Superstate was founded by Robert Leshner, a former banker who is well regarded in the crypto world for building Compound, one of the first and most successful DeFi platforms.
Former banker Robert Leshner, who is best known in the crypto world for creating Compound, one of the first and most successful decentralized finance (DeFi) platforms, is now at the helm of a new venture called Superstate.
In an interview with Fortune, Leshner explained a crypto carry trade, which involves buying a cryptocurrency at the spot price and simultaneously selling a futures contract on the same crypto at a later date. The difference between the two prices is known as the spread, and it can be positive or negative.
When the spread is positive, the trade is profitable. But the spread can also turn negative, especially in a bear market, which can lead to losses.
To carry out the trade, a token is created and used to track the spread. The token can then be traded in the market, allowing other traders to join the trade. But if the spread turns negative, the trade can be closed by selling the token.
According to Leshner, some sophisticated investors have been earning a yield premium on this arbitrage opportunity for years. But by creating a token to carry out the trade, he says, Superstate has made the process more accessible—and also more liquid since traders will be able to swap the tokens—known as USCC—with each other.
Superstate raised $14 million late last year, and launched its first fund in early 2024, offering tokenized versions of familiar products like Treasury Bills. The new Crypto Carry fund will primarily invest in both Bitcoin and Ethereum arbitrage opportunities but, during times when the spread does not offer a problem, will put investors’ money in T-bills and other safe investments instead.
Unlike hedge funds, there is no lock-in and returns will be available on a daily basis.
“We’re able to offer a better rate because we don’t have the same overhead costs as hedge funds,” said Jim Hiltner, who co-founded Superstate with Leshner.
According to Hiltner, the new Superstate fund will charge customers a fee of 75 basis points, while hedge funds typically charge a so-called two-and-twenty rate.
The fund is also structured so that it will not be vulnerable to margin calls, and will carry a cash buffer in any case.
“We’re not making any margin trades,” said Hiltner. “We’re fully cash secured at all times.

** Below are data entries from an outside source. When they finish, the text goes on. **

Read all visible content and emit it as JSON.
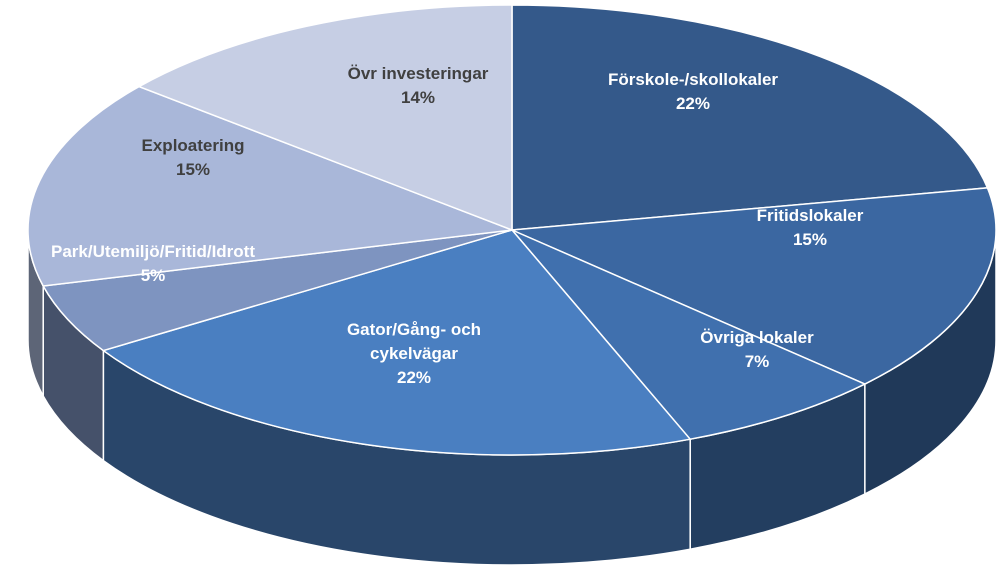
{
  "chart_data": {
    "type": "pie",
    "categories": [
      "Förskole-/skollokaler",
      "Fritidslokaler",
      "Övriga lokaler",
      "Gator/Gång- och cykelvägar",
      "Park/Utemiljö/Fritid/Idrott",
      "Exploatering",
      "Övr investeringar"
    ],
    "values": [
      22,
      15,
      7,
      22,
      5,
      15,
      14
    ],
    "value_labels": [
      "22%",
      "15%",
      "7%",
      "22%",
      "5%",
      "15%",
      "14%"
    ],
    "colors": [
      "#34598a",
      "#3b67a1",
      "#4070ae",
      "#4a7fc1",
      "#7e94c0",
      "#a9b7d9",
      "#c6cee4"
    ]
  }
}
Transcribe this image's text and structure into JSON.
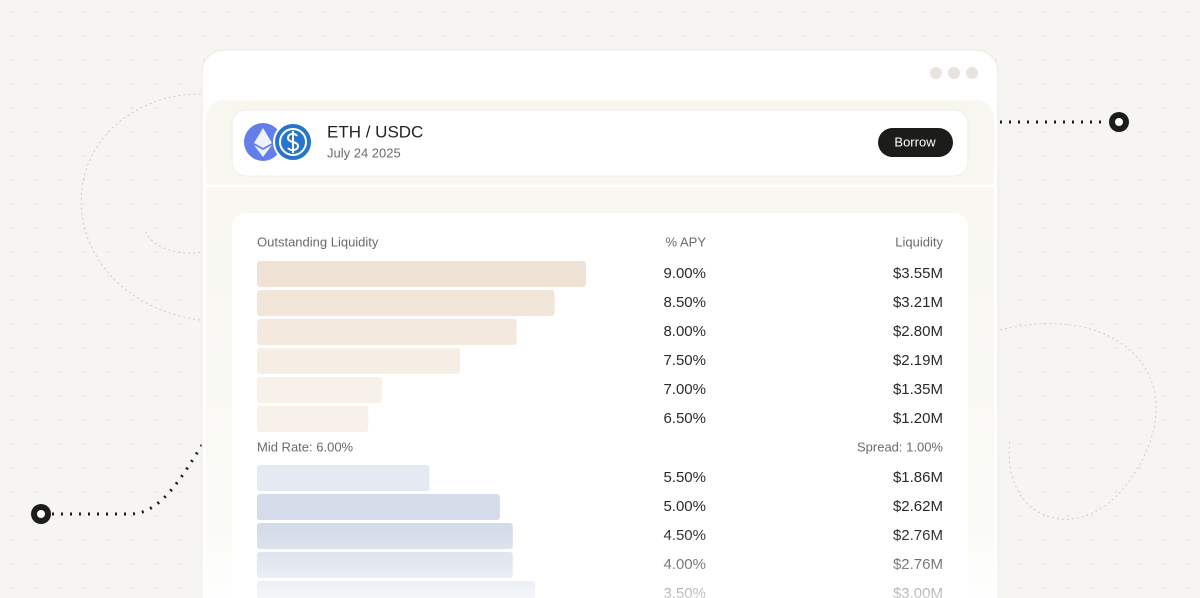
{
  "header": {
    "pair": "ETH / USDC",
    "date": "July 24 2025",
    "button": "Borrow"
  },
  "table": {
    "columns": [
      "Outstanding Liquidity",
      "% APY",
      "Liquidity"
    ],
    "asks": [
      {
        "apy": "9.00%",
        "liquidity": 3.55,
        "liquidity_label": "$3.55M"
      },
      {
        "apy": "8.50%",
        "liquidity": 3.21,
        "liquidity_label": "$3.21M"
      },
      {
        "apy": "8.00%",
        "liquidity": 2.8,
        "liquidity_label": "$2.80M"
      },
      {
        "apy": "7.50%",
        "liquidity": 2.19,
        "liquidity_label": "$2.19M"
      },
      {
        "apy": "7.00%",
        "liquidity": 1.35,
        "liquidity_label": "$1.35M"
      },
      {
        "apy": "6.50%",
        "liquidity": 1.2,
        "liquidity_label": "$1.20M"
      }
    ],
    "mid_rate": "Mid Rate: 6.00%",
    "spread": "Spread: 1.00%",
    "bids": [
      {
        "apy": "5.50%",
        "liquidity": 1.86,
        "liquidity_label": "$1.86M"
      },
      {
        "apy": "5.00%",
        "liquidity": 2.62,
        "liquidity_label": "$2.62M"
      },
      {
        "apy": "4.50%",
        "liquidity": 2.76,
        "liquidity_label": "$2.76M"
      },
      {
        "apy": "4.00%",
        "liquidity": 2.76,
        "liquidity_label": "$2.76M"
      },
      {
        "apy": "3.50%",
        "liquidity": 3.0,
        "liquidity_label": "$3.00M"
      }
    ]
  }
}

We’re not taking on any leverage.”
The biggest catch for most investors is that the new fund is only open to so-called qualified purchasers who have $5 million in assets, while the lowest buy-in is for $100,000.
The Superstate founders say they hope that, in time, the assets will become more broadly accessible but that, for now, the new fund is groundbreaking because it is totally compliant with existing U.S. regulations.
In the bigger picture, SuperState is at the vanguard of a growing corner of the crypto industry that seeks to tokenize conventional assets.
While firms, including banks, have dabbled with the idea of “real world assets” on the blockchain for years, the idea appears to be finally gathering momentum as Wall Street comes to fully embrace crypto.
Indeed, giants of traditional finance are making a push, including Goldman Sachs, which says it will launch three tokenization projects by the end of the year.
“We’re seeing a lot of interest from institutions in tokenizing their assets,” said Leshner. “It’s a natural progression as crypto becomes more mainstream.”
Leshner notes that SuperState’s first fund has already amassed $100 million in assets, and that some big names from traditional finance will soon join a recently-launched industry council dedicated to tokenizing real world assets.
“We’re getting exactly the traction we wanted,” says Leshner. “More important than AUM is that intermediaries such as prime brokers are getting wired into crypto.”